C++ how to read __int16_t integer using scanf function

Question

using scanf to read a specified width integer.

#include <cstdio>

using namespace std;

int main(){
   __int16_t a;
   __int32_t b;
   scanf("%d %d", &a, &b)
   return 0;
}

there is a compiler warning that format specifier "%d" requires 'int *' arg instead of '__int16_t *' so how to fix it?
BTW C++11 is not permitted!

Answer 1

The standard std::scanf only supports standard types. Unless your standard library documents a format specifier that allows the use of non-standard types, you cannot use it to read into non standard types. If it does, then simply follow their documentation.

You could try to first scan into a standard type, then mask the extra bits (if any), and convert. If the input wouldn't overflow the intended target types, then the masking is superfluous.

long temp_a, temp_b; // could use short or int for temp_a
std::scanf("%ld %ld", &temp_a, &temp_b);
__int16_t a = temp_a & 0xffff;
__int32_t b = temp_b & 0xffffffff;

---

For completeness, if one can use C++11, they have standard fixed width types:

std::int16_t a;
std::int32_t b;
std::scanf("%" PRId16 "%" PRId32, &a, &b)

---

Or, if your streaming library has overloads for the non-standard types, use std::cin. That way you can deal with invalid input.

Answer 2

__int16_t is presumably a (compiler-specific) type that is a 16-bit signed integer. scanf() does not generally support such compiler-specific types (and, if it does, it will require a format specifier that is specific to your compiler and library).

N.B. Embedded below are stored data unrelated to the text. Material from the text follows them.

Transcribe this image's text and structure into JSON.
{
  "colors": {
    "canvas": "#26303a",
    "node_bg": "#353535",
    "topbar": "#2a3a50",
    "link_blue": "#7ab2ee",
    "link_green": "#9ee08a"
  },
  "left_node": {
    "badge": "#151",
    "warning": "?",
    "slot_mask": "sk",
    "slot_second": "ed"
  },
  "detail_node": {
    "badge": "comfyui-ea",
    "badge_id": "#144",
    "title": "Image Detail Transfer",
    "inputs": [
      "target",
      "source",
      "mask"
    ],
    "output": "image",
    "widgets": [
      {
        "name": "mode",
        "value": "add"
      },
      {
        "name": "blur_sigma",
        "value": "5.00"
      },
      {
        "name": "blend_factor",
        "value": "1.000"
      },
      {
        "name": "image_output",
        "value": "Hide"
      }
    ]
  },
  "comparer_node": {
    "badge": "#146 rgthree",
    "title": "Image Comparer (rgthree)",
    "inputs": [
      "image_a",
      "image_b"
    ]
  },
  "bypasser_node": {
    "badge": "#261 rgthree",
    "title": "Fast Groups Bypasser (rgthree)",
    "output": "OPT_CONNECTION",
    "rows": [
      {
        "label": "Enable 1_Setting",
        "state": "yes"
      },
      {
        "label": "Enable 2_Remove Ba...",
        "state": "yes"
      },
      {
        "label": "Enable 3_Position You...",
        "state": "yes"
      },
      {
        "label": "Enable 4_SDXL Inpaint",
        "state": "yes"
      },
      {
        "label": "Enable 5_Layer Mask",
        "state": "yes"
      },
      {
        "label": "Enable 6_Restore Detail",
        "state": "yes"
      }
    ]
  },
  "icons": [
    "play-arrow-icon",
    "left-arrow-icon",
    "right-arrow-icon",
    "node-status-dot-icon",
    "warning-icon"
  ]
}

In the following, I assume a compiler that supports __int16_t as a 16-bit signed integral type, and scanf() does not provide any way to read one.

 long int some_int;    //  range at least [-2147483647,2147483647]
 __int16_t a;
 if (scanf("%ld ", &some_int) == 1)
 {
      //   report error if some_int outside range a __int16_t can represent

      a = some_int;
 }
 else
 {
       // an error occurred
 }

I don't use int and the %d format specifier in the above, because the C++ standard only requires an int to be able to represent the range of -32767 to 32767 (albeit permitting a larger range). It is conceivable that int for your compiler can represent the range -32678 to 32767 but that an __int16_t represents the range -32767 to 32768. In such a setting, the above code may not handle input of 32768 correctly if it uses int instead of long int.

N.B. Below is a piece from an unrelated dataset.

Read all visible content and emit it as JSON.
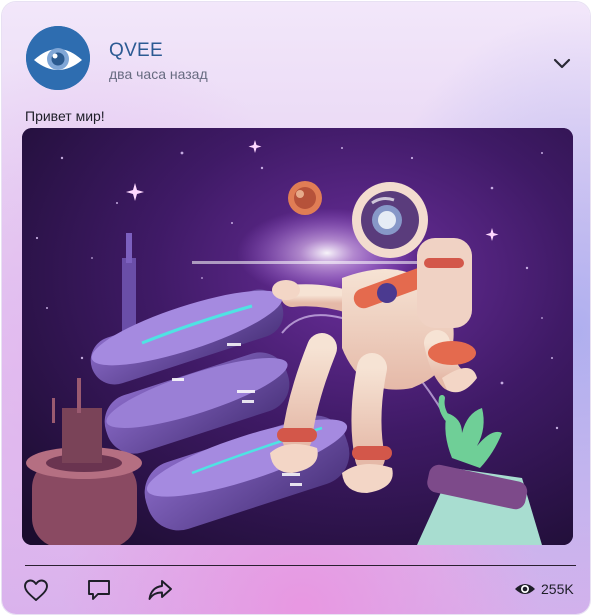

Personally, I'd probably try using a C++ istream (e.g. std::cin >> a) instead of C's scanf() because, practically, it is likely it likely to work. The reason is that, if an implementation which supports a type like __int16_t, the effort to have included support in istream for it is less than the effort to support it in scanf().

Answer 3

Use '%d' for __int16_t. I do not know '__int24_t' exists. More here: How to use int16_t or int32_t with functions like scanf.